You will need to have a 12 volt dc or higher system, such as a Solar Panel setup with a 12 volt battery.  You will also need at least one VersaPak Cordless Tool with charger from Black & Decker.  It must be the kind that has a charger cradle with the power pack (transformer) wired separate from the charger.  I’ve noticed that a lot of the new VersaPak Tools come with a new style charger that just plugs into the wall, we want the old style that has a cord.

He goes on to walk you through the connections needed to start benifeting from solar powered Black and Decker tools. 

It might not be a good idea to start tearing through all your B&D tools just yet, but it might be cool if you want to try a useful solar experiment and want to shop a bit of eBay for the old style charger. 

At any rate, it’s a good read for hardcore DIYers and hardware hackers.

Solar Powered Hand Tools [thefarm.org]


3 Responses to How-To: Hack a Black & Decker Versa Pack Into Solar Power

  1. Good concept, shoddy execution. The use of a linear (78xx series) voltage regulator will burn off a lot of the power as heat, which is even sadder considering that the 8v is then *further* regulated by the VersaPak charger. This is after the ~16v coming off the panel was already regulated down to 13.8 by the charge controller.

    Considering that large PV panels go for about $5/watt and smaller ones lose the economy of scale, it’d be beneficial to use a switch-mode regulator here. Fans of the prebuilt approach should look at Dimension Engineering’s “AnyVolt” line, the “Mini” version of which hooks up exactly like a 78xx. It could be hooked straight to the panel’s output, too.
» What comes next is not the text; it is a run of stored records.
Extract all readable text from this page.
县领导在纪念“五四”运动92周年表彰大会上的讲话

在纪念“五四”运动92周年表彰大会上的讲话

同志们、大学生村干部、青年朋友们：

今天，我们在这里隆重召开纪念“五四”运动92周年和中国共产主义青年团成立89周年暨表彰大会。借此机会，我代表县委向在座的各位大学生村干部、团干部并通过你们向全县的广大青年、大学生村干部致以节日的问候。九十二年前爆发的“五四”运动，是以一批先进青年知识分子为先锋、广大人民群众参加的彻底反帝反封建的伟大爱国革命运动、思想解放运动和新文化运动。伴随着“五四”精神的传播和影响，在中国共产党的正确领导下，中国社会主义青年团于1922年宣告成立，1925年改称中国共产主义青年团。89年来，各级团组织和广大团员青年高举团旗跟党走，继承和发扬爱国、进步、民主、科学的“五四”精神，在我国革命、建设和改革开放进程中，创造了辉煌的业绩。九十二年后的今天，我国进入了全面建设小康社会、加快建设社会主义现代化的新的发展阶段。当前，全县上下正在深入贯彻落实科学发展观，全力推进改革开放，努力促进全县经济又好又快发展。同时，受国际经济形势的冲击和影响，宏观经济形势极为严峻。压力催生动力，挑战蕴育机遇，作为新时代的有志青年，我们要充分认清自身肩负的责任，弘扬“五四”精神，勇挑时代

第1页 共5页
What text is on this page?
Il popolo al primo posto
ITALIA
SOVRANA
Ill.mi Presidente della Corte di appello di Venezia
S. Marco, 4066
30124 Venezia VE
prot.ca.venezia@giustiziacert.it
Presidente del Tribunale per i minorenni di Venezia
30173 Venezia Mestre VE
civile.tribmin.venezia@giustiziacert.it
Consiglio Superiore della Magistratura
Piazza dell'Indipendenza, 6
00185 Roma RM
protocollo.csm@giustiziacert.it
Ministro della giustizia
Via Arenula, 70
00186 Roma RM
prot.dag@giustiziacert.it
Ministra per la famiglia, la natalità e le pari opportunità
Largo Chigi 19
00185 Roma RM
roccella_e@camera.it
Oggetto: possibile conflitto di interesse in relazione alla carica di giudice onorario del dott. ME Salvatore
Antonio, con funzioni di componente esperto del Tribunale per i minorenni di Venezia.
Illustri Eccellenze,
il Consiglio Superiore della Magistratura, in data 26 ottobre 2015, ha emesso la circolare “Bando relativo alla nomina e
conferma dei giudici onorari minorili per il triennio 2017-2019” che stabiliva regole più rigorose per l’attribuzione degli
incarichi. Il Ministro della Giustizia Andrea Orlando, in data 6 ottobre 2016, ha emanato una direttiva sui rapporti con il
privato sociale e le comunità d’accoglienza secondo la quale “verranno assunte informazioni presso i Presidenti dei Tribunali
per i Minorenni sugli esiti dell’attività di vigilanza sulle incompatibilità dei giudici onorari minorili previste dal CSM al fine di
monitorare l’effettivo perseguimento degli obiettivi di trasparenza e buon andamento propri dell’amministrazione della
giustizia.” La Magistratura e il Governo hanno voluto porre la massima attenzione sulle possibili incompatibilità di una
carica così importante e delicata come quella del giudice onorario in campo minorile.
    Also, the Versapak system tends to be tragically underpowered. Go with regular NiMH AA’s for your low-end stuff: flashlights, dremel, screwdriver. For anything more, get a real battery architecture and use the car charger. Since the 18v packs require a step-up from 12v nominal, the car chargers are built with a pretty smart switching power converter, and the efficiency isn’t bad.

    *note: “switching” in reference to a power converter doesn’t mean turning the output on and off. It’s an electronics term that refers to the internal mode of operation that makes it more efficient than a “linear” regulator.

  2. Kurt Schwind says:

    A few years back I bought a ‘suite’ of cordless tools. When that happened, I pitched my under-powered versa-pack tools. Now I kind of wish I hadn’t. It’s a bit gimicky, but still the bragging rights to walk around with a solar-powered drill-driver is pretty cool.

  3. Adam says:

    Man, those are still around? I have a set of tools that use those cylinder-style battery packs… I bought the set in ’97 and i’ve replaced the batteries a couple of times so far. I keep meaning to get a new set of cordless tools, but, well- these just seem to work okay.

    Plus, putting the batteries into the drill feels like lock-and-load time from a sci-fi movie (Anyone who has owned one of these knows what i mean!).